The main issues around the implementation process were connectivity, which was not on the HealthFocus side but more with the EHR vendor side. Ashley says: “I would say, in this scenario, that HealthFocus was very advanced and did adapt well here to push on the EHR vendors, which did help expedite connections. I think the biggest success was our implementation. We broke it down into different phases. Our first objective was getting our membership, attribution, and patient assignments into the system. That allowed us to send our active care relationships (acrs) to the state HIE (MiHIN), stating when a patient event happens. So that provider alignment patient creation piece in the registry happening pretty much instantly was ideal.”
She adds: “HealthFocus tried to accommodate us on several of our needs and requests when we were pushing on them. As you’re coming onto a new system, you know what you previously had with the old system and can identify what is missing and still wish to have. We were a little complicated to work with, and they were responsive and great to work with.”
Reporting
The HealthFocus system that they use outside of their standard reports is called Meta Base. There were significant expectations from both St Mary’s and PHO for this reporting custom build where we could create and develop their own reports. That’s what all of us were accustomed to in our previous system. HealthFocus offers the capability of creating ad hoc reports and on-request basis, and they have been able to accommodate our requests. We are still learning and working towards independently developing our own reports, and Health Focus has been very helpful in supporting us to do it ourselves.
Benefits
Ashley states that the great advantage of HealthFocus is that it was created here locally in Michigan. Their team is very knowledgeable and knows the core performance programs which support PCMH requirements and other payer initiatives through reporting. They also have the capability of creating ad hoc reports, as well as on a request basis, and they have been able to accommodate our requests.

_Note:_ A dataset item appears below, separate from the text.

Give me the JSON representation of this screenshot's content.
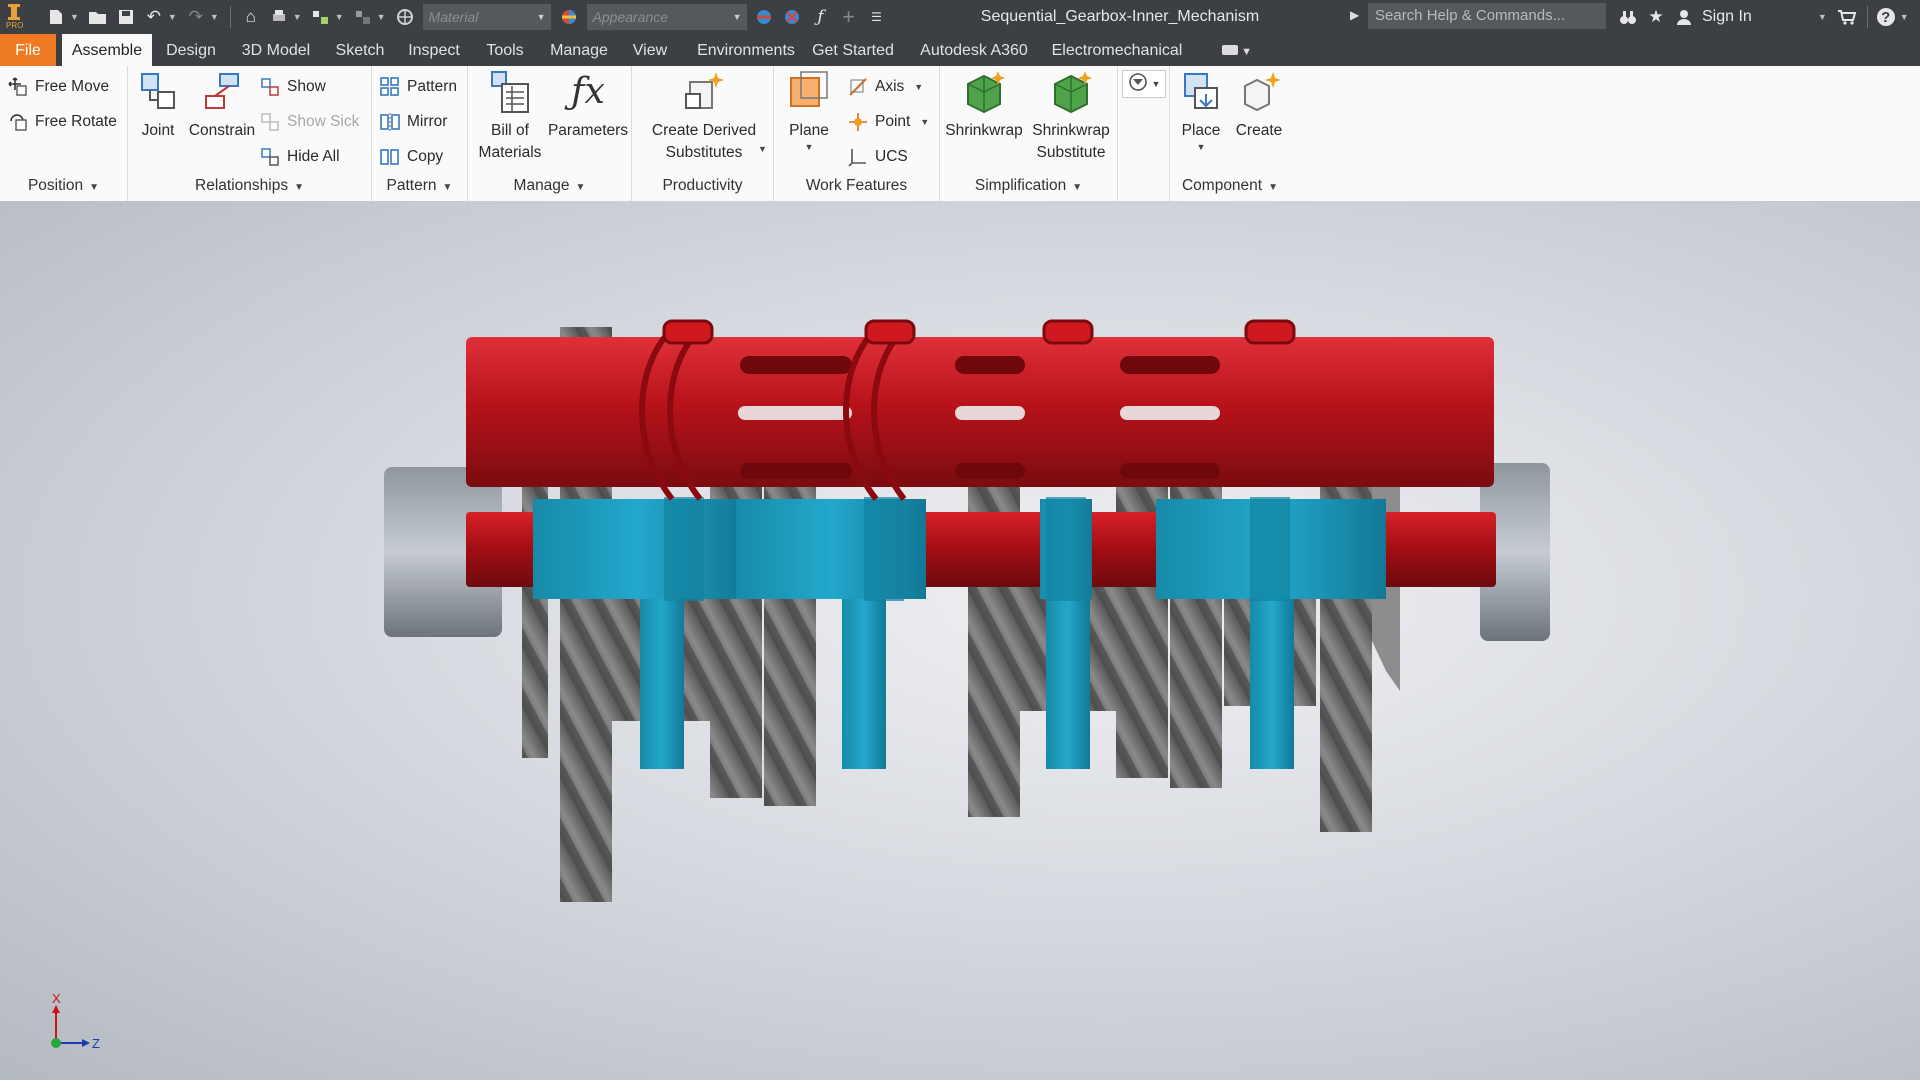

Ashley says: “One of the biggest asks we wanted from this system was the ability to create our own reports, which we could do in the previous system. We are still learning and working towards independently developing our own reports, and HealthFocus has been very helpful in supporting us to do ourselves.
She adds: “Another key advantage about HealthFocus is that they can ingest all the payer’s data we receive, including claims and eligibility files. Having all this information in the system allows us to pull cost reports, financial analytics, quality summary reports, and much more. We have begun to focus more on this front. HealthFocus has many reporting capabilities we didn’t have with the previous system, which was very important to us.”
Ashley and Alma said they noticed they had some increased incentives from our different payer programs and participation. Ashley states that by implementing HealthFocus, they have expanded their abilities to participate in various programs, which increased financial outcomes. They also benefited as HealthFocus was significantly less expensive than expected for all the added capabilities and functionality.
Ashley and Alma agree that they get continuous positive feedback from their user community. They would gladly serve as excellent references for HealthFocus if other organizations were interested. They agree that this is a must-have capability for organizations with “at-risk” business, and both St. Mary’s and PHO give Health Focus a 10 out of 10 rating. Ashley closes with, “They have been great. What else could we ask for?”